Measuring memory performance

Now, let’s run naive twice more to count data cache (-c option) and TLB events (-t option). We obtain the following event counts:

Performance Monitor events
  Cycle Counter: 185457520  Processor cycles (scaled by 64)
  Counter 0:     16952312  Data cache access (cacheable)
  Counter 1:     3211874  Data cache miss
Performance Monitor events
  Cycle Counter: 182076277  Processor cycles (scaled by 64)
  Counter 0:     809154  Data MicroTLB miss
  Counter 1:     612688  Main TLB miss

Once again, the raw event counts are not especially informative. Here are a few useful ratios to calculate:

Data cache access rate  = (Data cache access) / ((Executed instructions)/1000)
Data cache miss rate    = (Data cache miss) / ((Executed instructions)/1000)
Data cache miss ratio   = (Data cache miss) / (Data cache access)
Data MicroTLB miss rate =  (Data MicroTLB miss) / ((Executed instructions)/1000)
Main TLB miss rate      =  (Main TLB miss) / ((Executed instructions)/1000)

The access and miss rates are expressed as events per thousand instructions, abbreviated “PTI”. The rates are more intuitive than events per instruction. They better express the frequency at which the events are occurring in the program. The data cache miss ratio expresses the portion of data cache accesses which result in a miss.

Earlier, we measured 1,190,897,822 executed instructions or 1,190,898 thousand instructions. Plugging in the event counts, we get the following rates and miss ratio:

Data cache access rate  = 16,952,312 / 1,190,898 = 14.23 PTI
Data cache miss rate    = 3,211,874 / 1,190,898  =  2.70 PTI
Data cache miss ratio   = 3,211,874 / 16,952,312 =  0.19
Data MicroTLB miss rate = 809,154  / 1,190,898   =  0.68 PTI
Main TLB miss rate      = 612,688  / 1,190,898   =  0.51 PTI

19% of the counted accesses miss in the L1 data cache. The reciprocal of a rate expresses how often an event is observed and counted.

Data cache access freq  = 1000 / 14.23 =  1 access per 70 instructions
Data cache miss freq    = 1000 /  2.70 =  1 miss per 370 instructions
Data MicroTLB miss freq = 1000 /  0.68 =  1 miss per 1,470 instructions
Main TLB miss freq      = 1000 /  0.51 =  1 miss per 1,960 instructions

It’s important to emphasize that ARM11 microarchitectural events are counted here, not architectural events. Take data cache accesses, for example. The hardware counts nonsequential accesses to the data cache. The number of these events depends upon the flow and sequence of read/write operations and the associated addresses through the ARM11 Load Store Unit. This event does not have the same meaning as architectural load/store operations that are executed by the program running on an abstract ARM ISA (instruction set architecture) engine. Only the first nonsequential access to a cache line is counted so that multiple reads/writes to the same cache line are counted as a single access. Thus, the cache miss ratio is an estimate, but maybe not a very good one.

Further, event counts may be affected by power-saving measures implemented in the hardware. Sequential reads to the same cache line do not access the cache tag RAM and, presumably, do not produce hit/miss status or increment a counter.

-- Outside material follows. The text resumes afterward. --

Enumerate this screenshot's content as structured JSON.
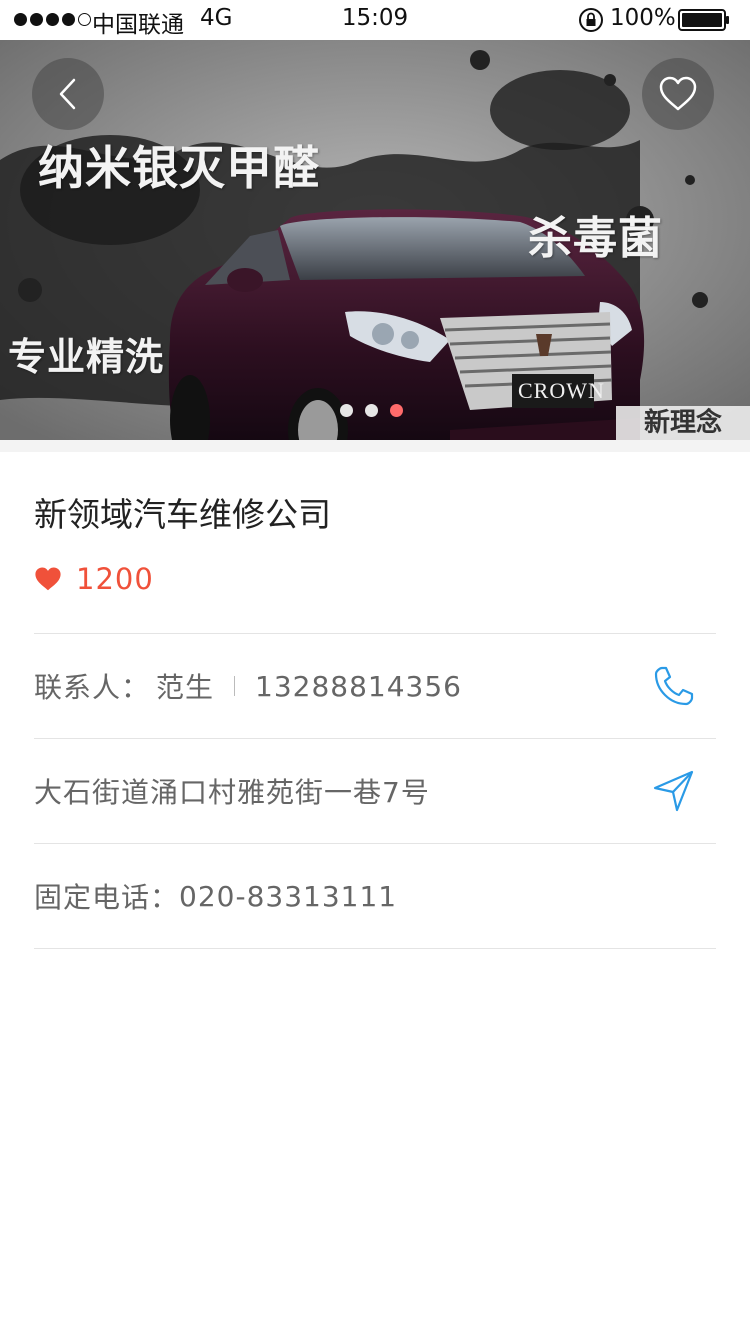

Therefore, you need to take these rates and miss ratio with a grain of salt. Your mileage may vary (YMMV). The event measurements provide clues to assist code tuning, but should not be accepted at face value. An event may be called “data cache access” or “data cache miss”, but it measures a much more complicated hardware condition than the textbook definitions of these events.

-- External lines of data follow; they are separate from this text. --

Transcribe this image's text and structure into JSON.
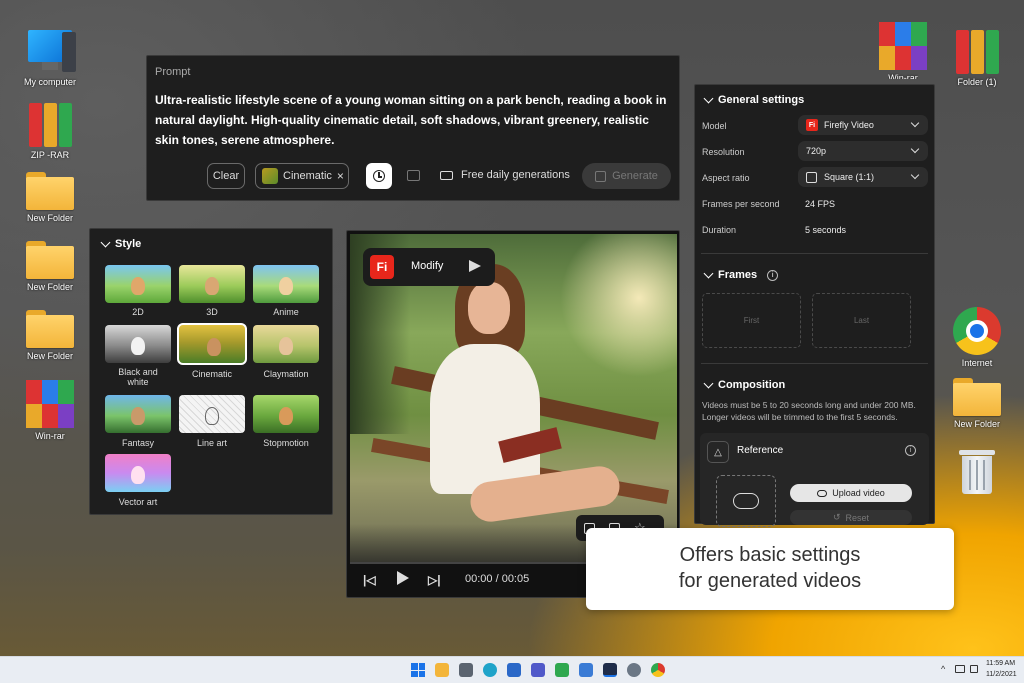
{
  "desktop_left": [
    {
      "label": "My computer",
      "icon": "computer-icon"
    },
    {
      "label": "ZIP -RAR",
      "icon": "binders-icon"
    },
    {
      "label": "New Folder",
      "icon": "folder-icon"
    },
    {
      "label": "New Folder",
      "icon": "folder-icon"
    },
    {
      "label": "New Folder",
      "icon": "folder-icon"
    },
    {
      "label": "Win-rar",
      "icon": "winrar-icon"
    }
  ],
  "desktop_right": [
    {
      "label": "Win-rar",
      "icon": "winrar-icon"
    },
    {
      "label": "Folder (1)",
      "icon": "binders-icon"
    },
    {
      "label": "Internet",
      "icon": "chrome-icon"
    },
    {
      "label": "New Folder",
      "icon": "folder-icon"
    },
    {
      "label": "",
      "icon": "recycle-bin-icon"
    }
  ],
  "prompt": {
    "label": "Prompt",
    "text": "Ultra-realistic lifestyle scene of a young woman sitting on a park bench, reading a book in natural daylight. High-quality cinematic detail, soft shadows, vibrant greenery, realistic skin tones, serene atmosphere.",
    "clear": "Clear",
    "style_chip": "Cinematic",
    "chip_close": "×",
    "free_generations": "Free daily generations",
    "generate": "Generate"
  },
  "style": {
    "title": "Style",
    "options": [
      {
        "label": "2D"
      },
      {
        "label": "3D"
      },
      {
        "label": "Anime"
      },
      {
        "label": "Black and white"
      },
      {
        "label": "Cinematic",
        "selected": true
      },
      {
        "label": "Claymation"
      },
      {
        "label": "Fantasy"
      },
      {
        "label": "Line art"
      },
      {
        "label": "Stopmotion"
      },
      {
        "label": "Vector art"
      }
    ]
  },
  "video": {
    "app_badge": "Fi",
    "modify": "Modify",
    "time": "00:00 / 00:05",
    "progress": 0
  },
  "settings": {
    "general_title": "General settings",
    "model_label": "Model",
    "model_value": "Firefly Video",
    "model_badge": "Fi",
    "resolution_label": "Resolution",
    "resolution_value": "720p",
    "aspect_label": "Aspect ratio",
    "aspect_value": "Square (1:1)",
    "fps_label": "Frames per second",
    "fps_value": "24 FPS",
    "duration_label": "Duration",
    "duration_value": "5 seconds",
    "frames_title": "Frames",
    "first": "First",
    "last": "Last",
    "composition_title": "Composition",
    "composition_note": "Videos must be 5 to 20 seconds long and under 200 MB. Longer videos will be trimmed to the first 5 seconds.",
    "reference_title": "Reference",
    "upload": "Upload video",
    "reset": "Reset"
  },
  "caption": {
    "line1": "Offers basic settings",
    "line2": "for generated videos"
  },
  "taskbar": {
    "time": "11:59 AM",
    "date": "11/2/2021"
  }
}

Finally, you may be wondering about L2 cache. The Broadcom BCM2835 at the heart of the Raspberry Pi has a 128KB L2 cache. However, the L2 cache is dedicated to the VideoCore GPU and is not a factor in a program’s direct access to memory. We are ignoring the L2 for that reason.

Extra credit

Here’s an experiment to try on your own. Change the matrix dimension from 500 elements per row and column to 512 elements. The TLB misses become (address) conflict misses instead of capacity misses. Did the overall execution time increase or decrease? How did the event counts, miss ratio and rates change?